Leg and ankle swelling can be sudden or can develop over time, due to an underlying health concern like deep vein thrombosis (DVT). Port Saint Lucie leg swelling expert Dr. Anthony Lewis advises that though most leg swellings resolve independently, you should not delay seeking professional help if other symptoms accompany the swelling.
Reasons for leg swelling
Feet and ankle swelling is something common, especially in older people. Several things can cause leg swelling and they range from mild to severe. It is common to have mild puffiness, especially in your lower legs, if you stand, walk, or sit for extended hours. Though fluid buildup is most common in pregnant women and overweight individuals, edema can happen to anyone. Other possible causes of leg swelling include:
An ankle or foot injury might cause your ankle and lower leg to swell. A sprained ankle is a common cause of swollen legs, occurring due to sports injury, and when a misstep pulls your ligaments connecting the ankle to your foot and leg from alignment. Anyone experiencing a sprained ankle has pain and minimal foot and ankle mobility.

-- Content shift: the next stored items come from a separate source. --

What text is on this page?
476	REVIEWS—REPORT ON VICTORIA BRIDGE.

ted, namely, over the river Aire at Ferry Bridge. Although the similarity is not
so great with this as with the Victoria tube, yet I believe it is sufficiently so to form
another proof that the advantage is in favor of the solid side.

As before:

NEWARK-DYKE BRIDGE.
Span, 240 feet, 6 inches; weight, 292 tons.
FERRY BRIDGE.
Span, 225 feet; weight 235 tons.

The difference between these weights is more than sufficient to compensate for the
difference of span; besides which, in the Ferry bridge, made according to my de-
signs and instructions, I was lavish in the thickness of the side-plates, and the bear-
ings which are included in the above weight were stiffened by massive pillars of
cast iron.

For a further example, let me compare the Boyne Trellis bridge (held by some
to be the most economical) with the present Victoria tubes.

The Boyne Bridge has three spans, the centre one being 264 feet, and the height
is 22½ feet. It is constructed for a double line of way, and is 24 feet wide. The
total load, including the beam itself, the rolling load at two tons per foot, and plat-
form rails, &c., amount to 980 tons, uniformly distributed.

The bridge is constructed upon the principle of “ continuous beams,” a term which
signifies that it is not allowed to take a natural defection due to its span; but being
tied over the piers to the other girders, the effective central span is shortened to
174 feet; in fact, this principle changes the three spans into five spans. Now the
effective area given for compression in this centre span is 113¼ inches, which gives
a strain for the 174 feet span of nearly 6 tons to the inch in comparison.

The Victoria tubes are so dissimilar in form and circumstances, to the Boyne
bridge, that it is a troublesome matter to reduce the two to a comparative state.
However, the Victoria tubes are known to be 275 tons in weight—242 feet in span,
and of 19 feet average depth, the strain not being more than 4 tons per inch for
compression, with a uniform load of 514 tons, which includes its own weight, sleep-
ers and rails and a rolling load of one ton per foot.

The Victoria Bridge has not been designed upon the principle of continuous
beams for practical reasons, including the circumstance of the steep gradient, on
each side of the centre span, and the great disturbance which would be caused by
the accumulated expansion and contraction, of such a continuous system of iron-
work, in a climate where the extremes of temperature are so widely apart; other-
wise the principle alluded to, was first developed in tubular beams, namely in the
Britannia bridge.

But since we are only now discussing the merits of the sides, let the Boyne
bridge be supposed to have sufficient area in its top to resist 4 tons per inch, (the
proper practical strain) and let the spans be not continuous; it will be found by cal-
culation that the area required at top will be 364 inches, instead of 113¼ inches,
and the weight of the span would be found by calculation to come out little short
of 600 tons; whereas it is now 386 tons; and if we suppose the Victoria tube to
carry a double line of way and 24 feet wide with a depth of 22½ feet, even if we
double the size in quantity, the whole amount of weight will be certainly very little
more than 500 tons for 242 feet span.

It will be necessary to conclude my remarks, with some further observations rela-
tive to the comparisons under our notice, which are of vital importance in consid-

Lymph nodes help drain fluids from your body parts. However, a malfunction of the glands causes excess fluid buildup in your tissues, forcing the affected parts to swell (lymphedema). For instance, you are likely to have an accumulation of fluids in your legs if the glands in your pelvis malfunction or are absent. Lymphedema may result in heaviness in your legs or your affected body parts.
An infection, especially in areas around your lower legs, is likely to cause swelling. You are at a high risk of having foot infection if you have diabetes. Therefore, diabetic patients should regularly watch their feet for cuts, scrapes, and bruises. An untreated infection, especially in diabetic patients, can develop into gangrene (tissue death because of insufficient blood supply or severe infection). Gangrene might force you to undergo a surgical procedure to remove the damaged toe or amputate the affected foot.
- Venous insufficiency
Your lower legs’ veins have valves that prevent blood from pooling back. When you have venous insufficiency, your veins might not function properly. Thus, the blood vessels might not transport blood efficiently from your legs back to your heart. Individuals with the condition might also experience changes in their skin color, infections, and skin ulcers.
- Blood clot
A clot in your legs is likely to cause them to swell. The blood clots can either occur in veins closer to your skin veins (superficial blood clots), or in veins deep inside your body (deep vein thrombosis).
- Kidney disease
Your kidneys’ primary function is to regulate water levels in your body and balance salts and minerals in your blood. However, the organs might find it challenging to filter blood and excrete excess fluids and waste products when they malfunction. As a result, fluid buildup might start in your different body parts, including the lower legs.
Swollen legs can either be less severe or life-threatening. Call your doctor if your leg swells suddenly and comes with other symptoms.